One thing that MongoDB is not doing is offer any ODBC/JDBC or other SQL interfaces. Rather, there’s some other API — I don’t know the details — whereby business intelligence tools or other systems can extract views, and a few BI vendors evidently are doing just that. In particular, MicroStrategy and QlikView were named, as well as a couple of open source usual-suspects.
As of 2.6, MongoDB seems to have a basic integrated text search capability — which however does not rise to the search functionality level that was in Oracle 7.3.2. In particular:
- 15 Western languages are supported with stopwords, tokenization, etc.
- Search predicates can be mixed into MongoDB queries.
- The search language isn’t very rich; for example, it lacks WHERE NEAR semantics.
- You can’t tweak the lexicon yourself.
And finally, some business and pricing notes:
- Two big aspects of the paid-versus-free version of MongoDB (the product line) are:
- Management tools.
- Well, actually, you can get the management tools for free, but only on a SaaS basis from MongoDB (the company).

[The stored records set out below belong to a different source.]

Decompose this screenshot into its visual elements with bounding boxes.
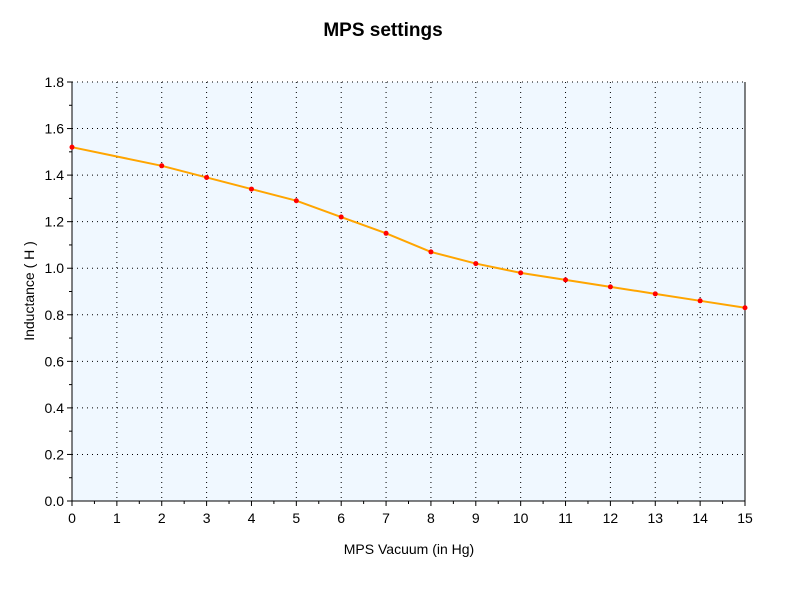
chart-title: MPS settings [323, 20, 442, 41]
x-tick-label: 8 [427, 510, 435, 526]
data-point [473, 261, 479, 267]
data-point [293, 198, 299, 204]
y-axis-label: Inductance ( H ) [21, 241, 37, 341]
data-point [159, 163, 165, 169]
x-tick-label: 7 [382, 510, 390, 526]
y-tick-label: 1.6 [45, 121, 65, 137]
y-tick-label: 0.2 [45, 446, 65, 462]
x-tick-label: 14 [692, 510, 708, 526]
data-point [383, 230, 389, 236]
y-tick-label: 0.0 [45, 493, 65, 509]
y-tick-label: 0.6 [45, 353, 65, 369]
y-tick-label: 1.8 [45, 74, 65, 90]
y-tick-label: 0.4 [45, 400, 65, 416]
axes [67, 81, 746, 506]
x-tick-label: 0 [68, 510, 76, 526]
data-point [607, 284, 613, 290]
x-tick-label: 12 [603, 510, 619, 526]
x-tick-label: 15 [737, 510, 753, 526]
x-tick-label: 2 [158, 510, 166, 526]
x-axis-label: MPS Vacuum (in Hg) [344, 541, 474, 557]
y-tick-label: 1.4 [45, 167, 65, 183]
data-point [204, 174, 210, 180]
x-tick-label: 1 [113, 510, 121, 526]
series-group [69, 144, 748, 311]
data-point [428, 249, 434, 255]
y-tick-label: 1.0 [45, 260, 65, 276]
data-point [518, 270, 524, 276]
data-point [652, 291, 658, 297]
plot-area [72, 82, 745, 501]
y-tick-label: 1.2 [45, 214, 65, 230]
y-tick-label: 0.8 [45, 307, 65, 323]
tick-labels: 0 1 2 3 4 5 6 7 8 9 10 11 12 13 14 150.00.20.40.60.81.0… [45, 74, 753, 526]
x-tick-label: 4 [248, 510, 256, 526]
data-point [563, 277, 569, 283]
data-point [338, 214, 344, 220]
data-point [69, 144, 75, 150]
x-tick-label: 10 [513, 510, 529, 526]
x-tick-label: 13 [647, 510, 663, 526]
data-point [248, 186, 254, 192]
x-tick-label: 11 [558, 510, 573, 526]
grid-lines [72, 81, 745, 501]
data-point [742, 305, 748, 311]
x-tick-label: 5 [292, 510, 300, 526]
data-point [697, 298, 703, 304]
x-tick-label: 3 [203, 510, 211, 526]
x-tick-label: 6 [337, 510, 345, 526]
x-tick-label: 9 [472, 510, 480, 526]
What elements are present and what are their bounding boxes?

- If you want them on premises or in your part of the cloud, you need to pay.
- If you want MongoDB (the company) to maintain your backups for you, you need to pay.
- Customer counts include:
- At least 1000 or so subscribers (counting by organization).
- Over 500 (additional?) customers for remote backup.
- 30 of the Fortune 100.
And finally, MongoDB did something many companies should, which is aggregate user success stories for which they may not be allowed to publish full details. Tidbits include:
- Over 100 organizations run clusters with more than 100 nodes. Some clusters exceed 1,000 nodes.
- Many clusters deliver hundreds of thousands of operations per second (combined read and write).
- MongoDB clusters routinely store hundreds of terabytes, and some store multiple petabytes of data. Over 150 clusters exceed 1 billion documents in size. Many manage more than 100 billion documents.